Fuzzy-VGG: A fast deep learning method for predicting the staging of Alzheimer's disease based on brain MRI

•Fuzzy theory used to highlight key MRI info, improving training results while reducing time and effort.•Two-stage cutout method enhances medical images with diverse distribution, preserving original characteristics.•2D and 3D MRI images used to classify Alzheimer's with good accuracy; fusion of models improves results.•Method combining with blockchain tech allows easy updates; suitable for quasi-medical care in hospitals. Alzheimer's disease, a primary degenerative encephalopathy, predominantly affects elderly and pre-elderly individuals and is characterized by persistent anxiety-like brain activity. Despite magnetic resonance imaging emerging as a crucial tool for examining brain tissues and diagnosing Alzheimer's disease, most existing studies solely focus on detecting the disease's presence, neglecting its staging. Furthermore, these methods generally focus on the improvement of an algorithm architecture rather than on improving the quality of medical images.
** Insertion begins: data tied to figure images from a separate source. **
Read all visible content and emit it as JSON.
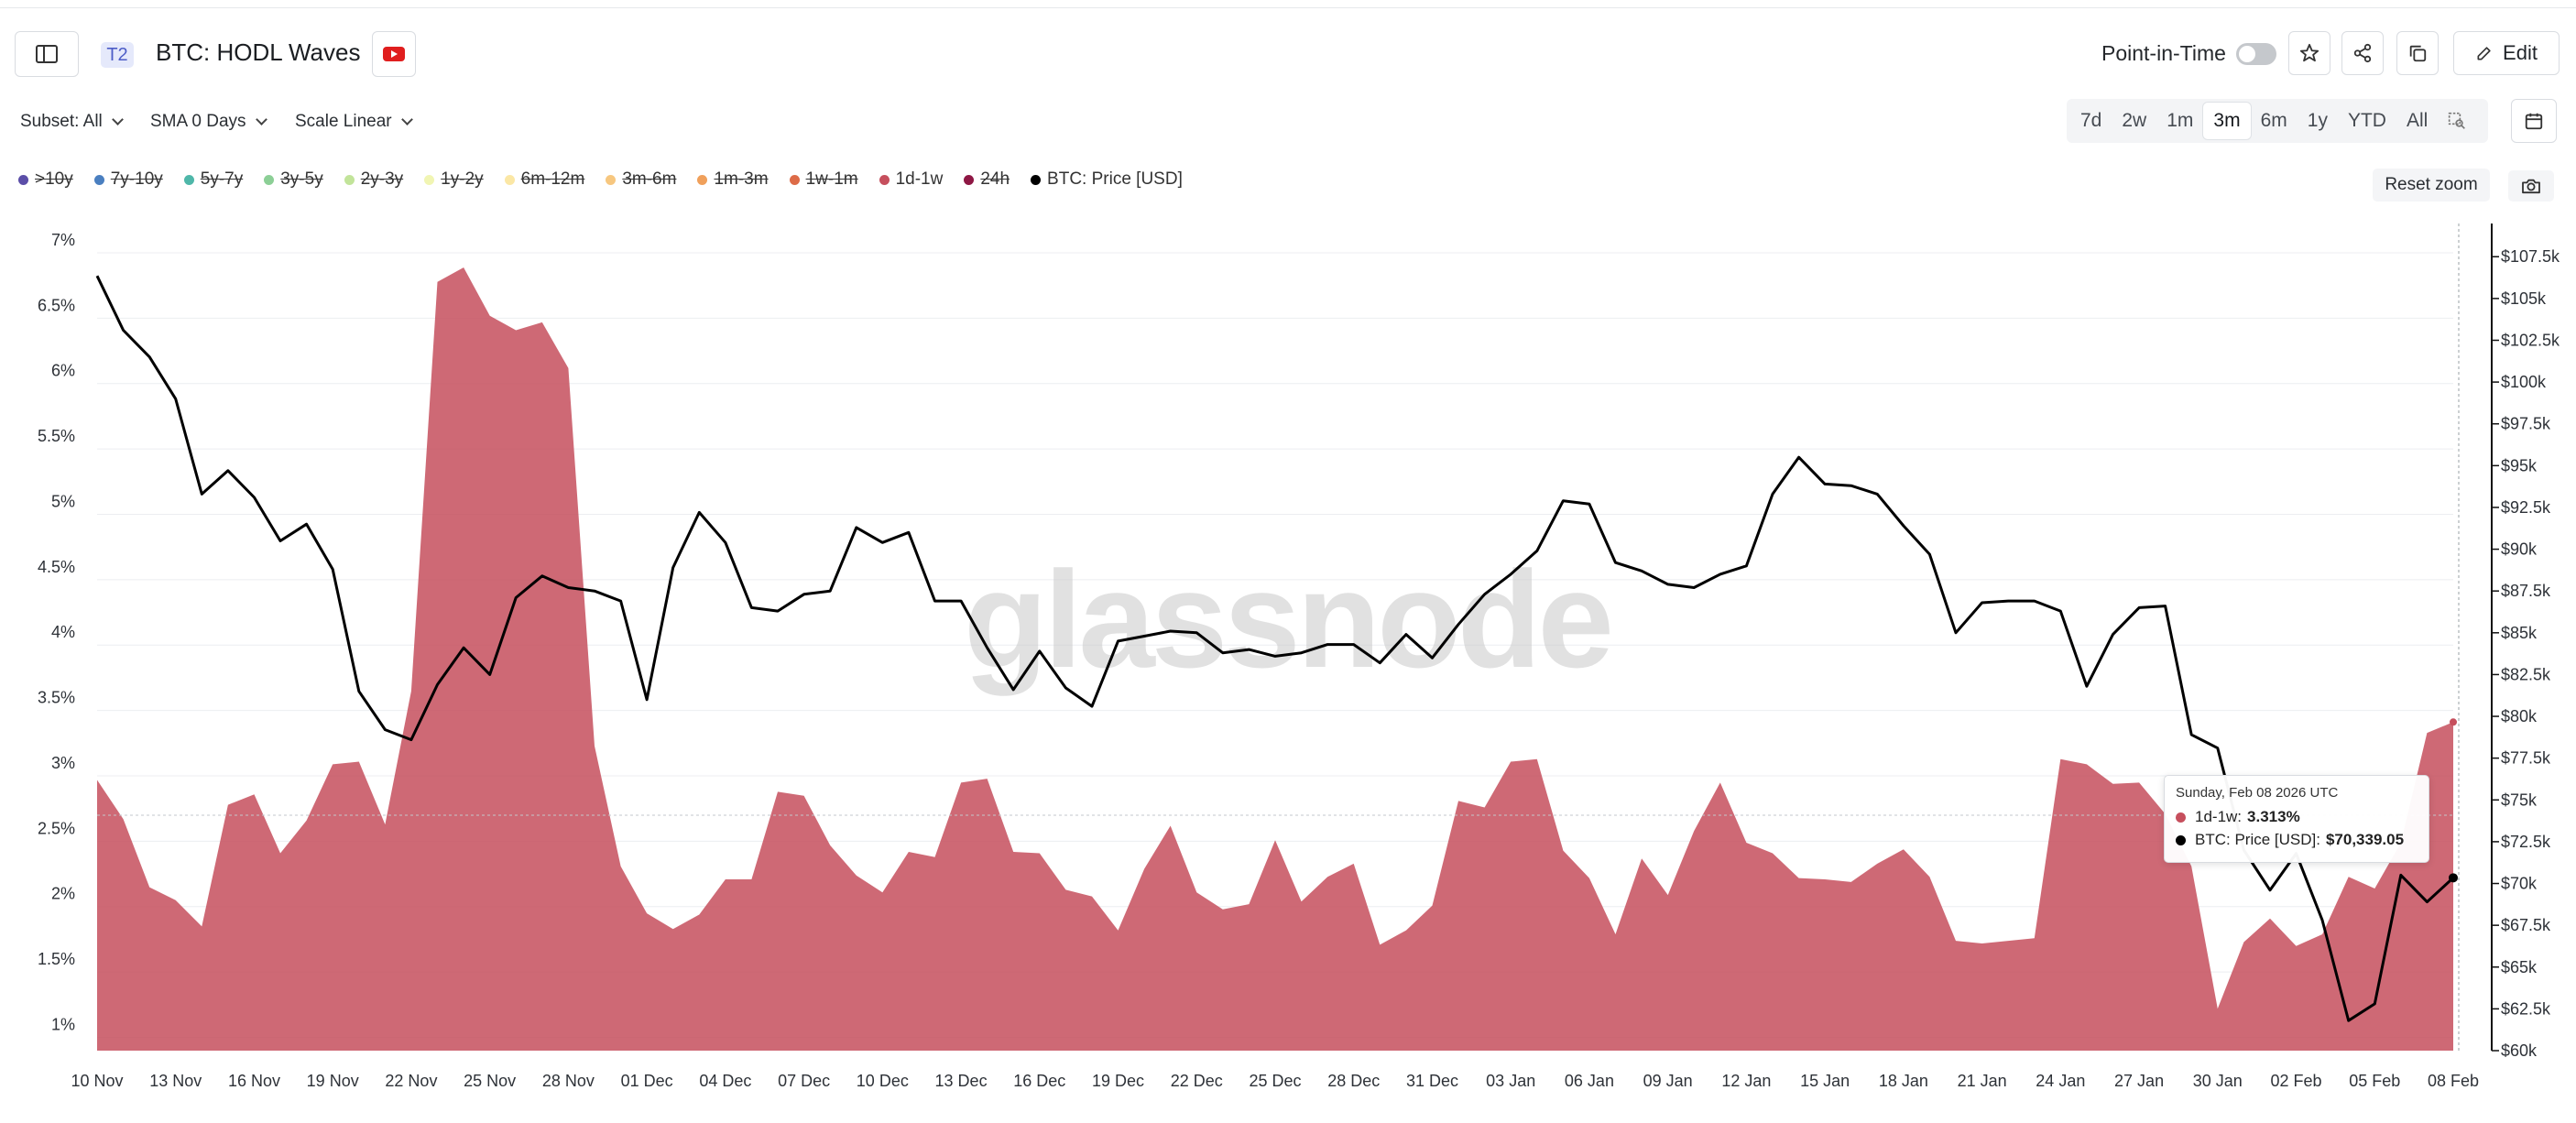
{
  "header": {
    "badge": "T2",
    "title": "BTC: HODL Waves",
    "point_in_time_label": "Point-in-Time",
    "edit_label": "Edit"
  },
  "controls": {
    "subset_label": "Subset: All",
    "sma_label": "SMA 0 Days",
    "scale_label": "Scale Linear",
    "ranges": [
      "7d",
      "2w",
      "1m",
      "3m",
      "6m",
      "1y",
      "YTD",
      "All"
    ],
    "active_range": "3m",
    "reset_zoom_label": "Reset zoom"
  },
  "legend": [
    {
      "label": ">10y",
      "color": "#5b4ea8",
      "active": false
    },
    {
      "label": "7y-10y",
      "color": "#4a7fc0",
      "active": false
    },
    {
      "label": "5y-7y",
      "color": "#4fb7a9",
      "active": false
    },
    {
      "label": "3y-5y",
      "color": "#8ccf96",
      "active": false
    },
    {
      "label": "2y-3y",
      "color": "#c2e49a",
      "active": false
    },
    {
      "label": "1y-2y",
      "color": "#f1f5b3",
      "active": false
    },
    {
      "label": "6m-12m",
      "color": "#fbe7a5",
      "active": false
    },
    {
      "label": "3m-6m",
      "color": "#f7c77f",
      "active": false
    },
    {
      "label": "1m-3m",
      "color": "#f0a05b",
      "active": false
    },
    {
      "label": "1w-1m",
      "color": "#dd6b47",
      "active": false
    },
    {
      "label": "1d-1w",
      "color": "#c64f5d",
      "active": true
    },
    {
      "label": "24h",
      "color": "#8e1744",
      "active": false
    },
    {
      "label": "BTC: Price [USD]",
      "color": "#000000",
      "active": true
    }
  ],
  "tooltip": {
    "date": "Sunday, Feb 08 2026 UTC",
    "rows": [
      {
        "label": "1d-1w:",
        "value": "3.313%",
        "color": "#c64f5d"
      },
      {
        "label": "BTC: Price [USD]:",
        "value": "$70,339.05",
        "color": "#000000"
      }
    ]
  },
  "watermark": "glassnode",
  "chart_data": {
    "type": "area",
    "x_tick_labels": [
      "10 Nov",
      "13 Nov",
      "16 Nov",
      "19 Nov",
      "22 Nov",
      "25 Nov",
      "28 Nov",
      "01 Dec",
      "04 Dec",
      "07 Dec",
      "10 Dec",
      "13 Dec",
      "16 Dec",
      "19 Dec",
      "22 Dec",
      "25 Dec",
      "28 Dec",
      "31 Dec",
      "03 Jan",
      "06 Jan",
      "09 Jan",
      "12 Jan",
      "15 Jan",
      "18 Jan",
      "21 Jan",
      "24 Jan",
      "27 Jan",
      "30 Jan",
      "02 Feb",
      "05 Feb",
      "08 Feb"
    ],
    "y_left_tick_labels": [
      "1%",
      "1.5%",
      "2%",
      "2.5%",
      "3%",
      "3.5%",
      "4%",
      "4.5%",
      "5%",
      "5.5%",
      "6%",
      "6.5%",
      "7%"
    ],
    "y_right_tick_labels": [
      "$60k",
      "$62.5k",
      "$65k",
      "$67.5k",
      "$70k",
      "$72.5k",
      "$75k",
      "$77.5k",
      "$80k",
      "$82.5k",
      "$85k",
      "$87.5k",
      "$90k",
      "$92.5k",
      "$95k",
      "$97.5k",
      "$100k",
      "$102.5k",
      "$105k",
      "$107.5k"
    ],
    "y_left_range": [
      0.8,
      7.0
    ],
    "y_right_range": [
      60000,
      108500
    ],
    "dates": [
      "10 Nov",
      "11 Nov",
      "12 Nov",
      "13 Nov",
      "14 Nov",
      "15 Nov",
      "16 Nov",
      "17 Nov",
      "18 Nov",
      "19 Nov",
      "20 Nov",
      "21 Nov",
      "22 Nov",
      "23 Nov",
      "24 Nov",
      "25 Nov",
      "26 Nov",
      "27 Nov",
      "28 Nov",
      "29 Nov",
      "30 Nov",
      "01 Dec",
      "02 Dec",
      "03 Dec",
      "04 Dec",
      "05 Dec",
      "06 Dec",
      "07 Dec",
      "08 Dec",
      "09 Dec",
      "10 Dec",
      "11 Dec",
      "12 Dec",
      "13 Dec",
      "14 Dec",
      "15 Dec",
      "16 Dec",
      "17 Dec",
      "18 Dec",
      "19 Dec",
      "20 Dec",
      "21 Dec",
      "22 Dec",
      "23 Dec",
      "24 Dec",
      "25 Dec",
      "26 Dec",
      "27 Dec",
      "28 Dec",
      "29 Dec",
      "30 Dec",
      "31 Dec",
      "01 Jan",
      "02 Jan",
      "03 Jan",
      "04 Jan",
      "05 Jan",
      "06 Jan",
      "07 Jan",
      "08 Jan",
      "09 Jan",
      "10 Jan",
      "11 Jan",
      "12 Jan",
      "13 Jan",
      "14 Jan",
      "15 Jan",
      "16 Jan",
      "17 Jan",
      "18 Jan",
      "19 Jan",
      "20 Jan",
      "21 Jan",
      "22 Jan",
      "23 Jan",
      "24 Jan",
      "25 Jan",
      "26 Jan",
      "27 Jan",
      "28 Jan",
      "29 Jan",
      "30 Jan",
      "31 Jan",
      "01 Feb",
      "02 Feb",
      "03 Feb",
      "04 Feb",
      "05 Feb",
      "06 Feb",
      "07 Feb",
      "08 Feb"
    ],
    "series": [
      {
        "name": "1d-1w",
        "color": "#c64f5d",
        "axis": "left",
        "unit": "%",
        "values": [
          2.87,
          2.57,
          2.05,
          1.95,
          1.75,
          2.68,
          2.76,
          2.31,
          2.56,
          2.99,
          3.01,
          2.53,
          3.55,
          6.68,
          6.79,
          6.42,
          6.31,
          6.37,
          6.02,
          3.13,
          2.21,
          1.85,
          1.73,
          1.84,
          2.11,
          2.11,
          2.78,
          2.75,
          2.37,
          2.14,
          2.01,
          2.32,
          2.28,
          2.85,
          2.88,
          2.32,
          2.31,
          2.03,
          1.98,
          1.72,
          2.19,
          2.52,
          2.01,
          1.88,
          1.92,
          2.41,
          1.94,
          2.13,
          2.23,
          1.61,
          1.72,
          1.91,
          2.71,
          2.66,
          3.01,
          3.03,
          2.33,
          2.12,
          1.69,
          2.27,
          1.99,
          2.48,
          2.85,
          2.39,
          2.31,
          2.12,
          2.11,
          2.09,
          2.23,
          2.34,
          2.13,
          1.64,
          1.62,
          1.64,
          1.66,
          3.03,
          2.99,
          2.84,
          2.85,
          2.61,
          2.21,
          1.12,
          1.63,
          1.81,
          1.6,
          1.69,
          2.13,
          2.04,
          2.39,
          3.23,
          3.313
        ]
      },
      {
        "name": "BTC: Price [USD]",
        "color": "#000000",
        "axis": "right",
        "unit": "USD",
        "values": [
          106350,
          103100,
          101500,
          99000,
          93300,
          94700,
          93100,
          90500,
          91500,
          88800,
          81500,
          79200,
          78600,
          81900,
          84100,
          82500,
          87100,
          88400,
          87700,
          87500,
          86900,
          81000,
          88900,
          92200,
          90400,
          86500,
          86300,
          87300,
          87500,
          91300,
          90400,
          91000,
          86900,
          86900,
          84100,
          81600,
          83900,
          81700,
          80600,
          84500,
          84800,
          85100,
          85000,
          83800,
          84000,
          83600,
          83800,
          84300,
          84300,
          83200,
          84900,
          83500,
          85500,
          87300,
          88500,
          89900,
          92900,
          92700,
          89200,
          88700,
          87900,
          87700,
          88500,
          89000,
          93300,
          95500,
          93900,
          93800,
          93300,
          91400,
          89700,
          85000,
          86800,
          86900,
          86900,
          86300,
          81800,
          84900,
          86500,
          86600,
          78900,
          78100,
          72000,
          69600,
          71800,
          67800,
          61800,
          62800,
          70500,
          68900,
          70339.05
        ]
      }
    ]
  }
}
This paper aims to address this limitation by presenting a novel method, Fuzzy-VGG. With this approach, the image pixels are reordered based on their gray levels using fuzzy theory, placing a high priority on the most significant local information in each pixel. Following this, a VGG-based primary framework is employed to train the datasets, and a two-stage cutout strategy is used to augment the dataset and enhance training results. The results demonstrate substantial improvements in classification performance and accelerated model convergence. The primary novelties and contributions of this work encompass: 1) a focus on local key areas to expedite training and enhance results, 2) the utilization of a two-stage cutout data enhancement strategy tailored to medical images' characteristics, and 3) seamless integration with blockchain technology to facilitate scalability and continuous model improvement.